Regarding productivity growth, there is a major role for research and development work and other output-related investments. Our companies are the motors of productivity growth. Government can enhance the environment in which innovation can take place, and in which innovations made elsewhere can be adopted for use.
There is reason to expect that funding channelled into public research and development will improve the conditions for productivity growth, especially when there are qualified people available to carry out the work. In the overall picture of innovation policy, the development of competences and education policy are, in fact, of major significance. Also important is how easily companies can recruit foreign experts into Finland. Such people will be important both for the innovation process itself and for the emergence of new companies.
A public input into the funding of innovation work may be particularly justifiable during an economic crisis. At such a time, companies will often find it hard to access funding for projects with uncertain returns. At the same time, the need for projects aimed at renewal can be particularly acute, as economic crises are generally followed by restructuring in the economy. The possibilities offered by the EU recovery fund should be exploited for use in such projects with potential long-term benefits.

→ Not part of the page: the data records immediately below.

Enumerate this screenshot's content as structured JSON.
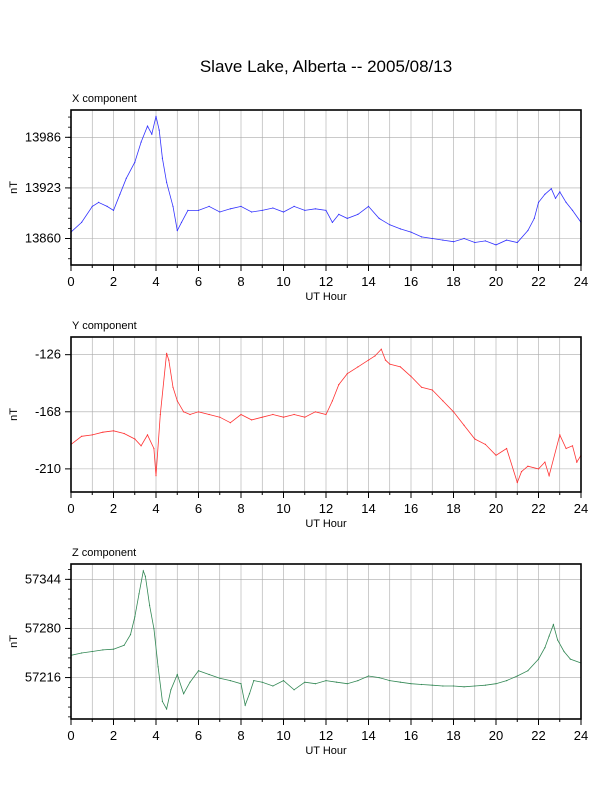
{
  "title": "Slave Lake, Alberta -- 2005/08/13",
  "chart_data": [
    {
      "type": "line",
      "panel_label": "X component",
      "xlabel": "UT Hour",
      "ylabel": "nT",
      "xlim": [
        0,
        24
      ],
      "ylim": [
        13827,
        14020
      ],
      "x_ticks": [
        0,
        2,
        4,
        6,
        8,
        10,
        12,
        14,
        16,
        18,
        20,
        22,
        24
      ],
      "y_ticks": [
        13860,
        13923,
        13986
      ],
      "grid": true,
      "color": "#3333ff",
      "x": [
        0,
        0.5,
        1.0,
        1.3,
        1.7,
        2.0,
        2.3,
        2.6,
        3.0,
        3.3,
        3.6,
        3.8,
        4.0,
        4.15,
        4.3,
        4.5,
        4.8,
        5.0,
        5.2,
        5.5,
        6.0,
        6.5,
        7.0,
        7.5,
        8.0,
        8.5,
        9.0,
        9.5,
        10.0,
        10.5,
        11.0,
        11.5,
        12.0,
        12.3,
        12.6,
        13.0,
        13.5,
        14.0,
        14.5,
        15.0,
        15.5,
        16.0,
        16.5,
        17.0,
        17.5,
        18.0,
        18.5,
        19.0,
        19.5,
        20.0,
        20.5,
        21.0,
        21.5,
        21.8,
        22.0,
        22.3,
        22.6,
        22.8,
        23.0,
        23.3,
        23.6,
        24.0
      ],
      "values": [
        13868,
        13880,
        13900,
        13905,
        13900,
        13895,
        13915,
        13935,
        13955,
        13980,
        14000,
        13990,
        14012,
        13995,
        13960,
        13930,
        13900,
        13870,
        13880,
        13895,
        13895,
        13900,
        13893,
        13897,
        13900,
        13893,
        13895,
        13898,
        13893,
        13900,
        13895,
        13897,
        13895,
        13880,
        13890,
        13885,
        13890,
        13900,
        13885,
        13877,
        13872,
        13868,
        13862,
        13860,
        13858,
        13856,
        13860,
        13855,
        13857,
        13852,
        13858,
        13855,
        13870,
        13885,
        13905,
        13915,
        13922,
        13910,
        13918,
        13905,
        13895,
        13880
      ]
    },
    {
      "type": "line",
      "panel_label": "Y component",
      "xlabel": "UT Hour",
      "ylabel": "nT",
      "xlim": [
        0,
        24
      ],
      "ylim": [
        -227,
        -113
      ],
      "x_ticks": [
        0,
        2,
        4,
        6,
        8,
        10,
        12,
        14,
        16,
        18,
        20,
        22,
        24
      ],
      "y_ticks": [
        -126,
        -168,
        -210
      ],
      "grid": true,
      "color": "#ff3333",
      "x": [
        0,
        0.5,
        1.0,
        1.5,
        2.0,
        2.5,
        3.0,
        3.3,
        3.6,
        3.9,
        4.0,
        4.2,
        4.5,
        4.6,
        4.8,
        5.0,
        5.3,
        5.6,
        6.0,
        6.5,
        7.0,
        7.5,
        8.0,
        8.5,
        9.0,
        9.5,
        10.0,
        10.5,
        11.0,
        11.5,
        12.0,
        12.3,
        12.6,
        13.0,
        13.5,
        14.0,
        14.3,
        14.6,
        14.8,
        15.0,
        15.5,
        16.0,
        16.5,
        17.0,
        17.5,
        18.0,
        18.5,
        19.0,
        19.5,
        20.0,
        20.5,
        21.0,
        21.2,
        21.5,
        22.0,
        22.3,
        22.5,
        23.0,
        23.3,
        23.6,
        23.8,
        24.0
      ],
      "values": [
        -192,
        -186,
        -185,
        -183,
        -182,
        -184,
        -188,
        -193,
        -185,
        -195,
        -215,
        -170,
        -125,
        -130,
        -150,
        -160,
        -168,
        -170,
        -168,
        -170,
        -172,
        -176,
        -170,
        -174,
        -172,
        -170,
        -172,
        -170,
        -172,
        -168,
        -170,
        -160,
        -148,
        -140,
        -135,
        -130,
        -127,
        -122,
        -130,
        -133,
        -135,
        -142,
        -150,
        -152,
        -160,
        -168,
        -178,
        -188,
        -192,
        -200,
        -195,
        -220,
        -212,
        -208,
        -210,
        -205,
        -215,
        -185,
        -195,
        -193,
        -205,
        -200
      ]
    },
    {
      "type": "line",
      "panel_label": "Z component",
      "xlabel": "UT Hour",
      "ylabel": "nT",
      "xlim": [
        0,
        24
      ],
      "ylim": [
        57162,
        57364
      ],
      "x_ticks": [
        0,
        2,
        4,
        6,
        8,
        10,
        12,
        14,
        16,
        18,
        20,
        22,
        24
      ],
      "y_ticks": [
        57216,
        57280,
        57344
      ],
      "grid": true,
      "color": "#338855",
      "x": [
        0,
        0.5,
        1.0,
        1.5,
        2.0,
        2.5,
        2.8,
        3.0,
        3.2,
        3.4,
        3.5,
        3.7,
        3.9,
        4.1,
        4.3,
        4.5,
        4.7,
        5.0,
        5.3,
        5.6,
        6.0,
        6.5,
        7.0,
        7.5,
        8.0,
        8.2,
        8.4,
        8.6,
        9.0,
        9.5,
        10.0,
        10.5,
        11.0,
        11.5,
        12.0,
        12.5,
        13.0,
        13.5,
        14.0,
        14.5,
        15.0,
        15.5,
        16.0,
        16.5,
        17.0,
        17.5,
        18.0,
        18.5,
        19.0,
        19.5,
        20.0,
        20.5,
        21.0,
        21.5,
        22.0,
        22.3,
        22.5,
        22.7,
        22.9,
        23.2,
        23.5,
        24.0
      ],
      "values": [
        57245,
        57248,
        57250,
        57252,
        57253,
        57258,
        57272,
        57295,
        57325,
        57355,
        57348,
        57310,
        57280,
        57230,
        57185,
        57175,
        57200,
        57220,
        57195,
        57210,
        57225,
        57220,
        57215,
        57212,
        57208,
        57180,
        57195,
        57212,
        57210,
        57205,
        57212,
        57200,
        57210,
        57208,
        57212,
        57210,
        57208,
        57212,
        57218,
        57216,
        57212,
        57210,
        57208,
        57207,
        57206,
        57205,
        57205,
        57204,
        57205,
        57206,
        57208,
        57212,
        57218,
        57225,
        57240,
        57255,
        57270,
        57285,
        57265,
        57250,
        57240,
        57235
      ]
    }
  ]
}
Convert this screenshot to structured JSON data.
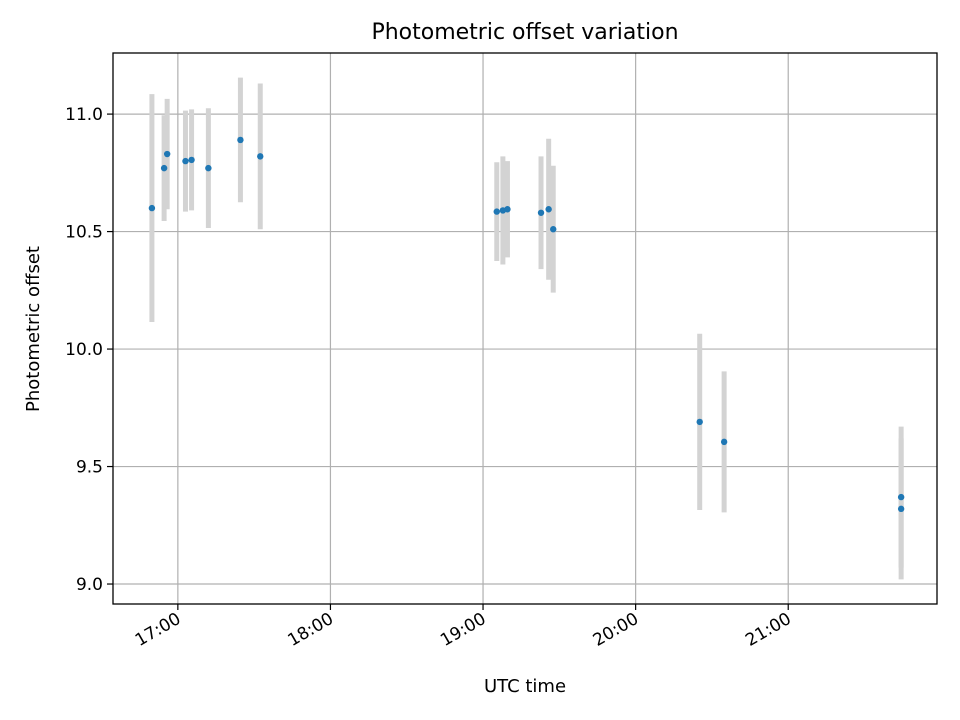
{
  "chart_data": {
    "type": "scatter",
    "title": "Photometric offset variation",
    "xlabel": "UTC time",
    "ylabel": "Photometric offset",
    "x_unit": "hours UTC",
    "xlim": [
      16.575,
      21.975
    ],
    "ylim": [
      8.915,
      11.26
    ],
    "x_ticks": [
      {
        "value": 17,
        "label": "17:00"
      },
      {
        "value": 18,
        "label": "18:00"
      },
      {
        "value": 19,
        "label": "19:00"
      },
      {
        "value": 20,
        "label": "20:00"
      },
      {
        "value": 21,
        "label": "21:00"
      }
    ],
    "y_ticks": [
      {
        "value": 9.0,
        "label": "9.0"
      },
      {
        "value": 9.5,
        "label": "9.5"
      },
      {
        "value": 10.0,
        "label": "10.0"
      },
      {
        "value": 10.5,
        "label": "10.5"
      },
      {
        "value": 11.0,
        "label": "11.0"
      }
    ],
    "grid": true,
    "series": [
      {
        "name": "offset",
        "points": [
          {
            "x": 16.83,
            "y": 10.6,
            "err": 0.485
          },
          {
            "x": 16.91,
            "y": 10.77,
            "err": 0.225
          },
          {
            "x": 16.93,
            "y": 10.83,
            "err": 0.235
          },
          {
            "x": 17.05,
            "y": 10.8,
            "err": 0.215
          },
          {
            "x": 17.09,
            "y": 10.805,
            "err": 0.215
          },
          {
            "x": 17.2,
            "y": 10.77,
            "err": 0.255
          },
          {
            "x": 17.41,
            "y": 10.89,
            "err": 0.265
          },
          {
            "x": 17.54,
            "y": 10.82,
            "err": 0.31
          },
          {
            "x": 19.09,
            "y": 10.585,
            "err": 0.21
          },
          {
            "x": 19.13,
            "y": 10.59,
            "err": 0.23
          },
          {
            "x": 19.16,
            "y": 10.595,
            "err": 0.205
          },
          {
            "x": 19.38,
            "y": 10.58,
            "err": 0.24
          },
          {
            "x": 19.43,
            "y": 10.595,
            "err": 0.3
          },
          {
            "x": 19.46,
            "y": 10.51,
            "err": 0.27
          },
          {
            "x": 20.42,
            "y": 9.69,
            "err": 0.375
          },
          {
            "x": 20.58,
            "y": 9.605,
            "err": 0.3
          },
          {
            "x": 21.74,
            "y": 9.37,
            "err": 0.3
          },
          {
            "x": 21.74,
            "y": 9.32,
            "err": 0.3
          }
        ]
      }
    ],
    "colors": {
      "point": "#1f77b4",
      "errorbar": "#d3d3d3",
      "grid": "#b0b0b0",
      "axis": "#000000"
    }
  }
}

Competence development and research and development finance should not be expected to generate quick returns. Research indicates that the productivity impacts of such investments are felt in their full force only after several years. It is therefore essential to decide on such investments without unnecessary delay.
In economic policy, the focus must now be directed towards both the immediate problems of today and the longer-term capacity of the economy for renewal, employment and productivity growth as well as strengthening the sustainability of the public finances. It is vital that people’s immediate incomes are not severely impacted and also that confidence in the long-term outlook for the economy is not shaken.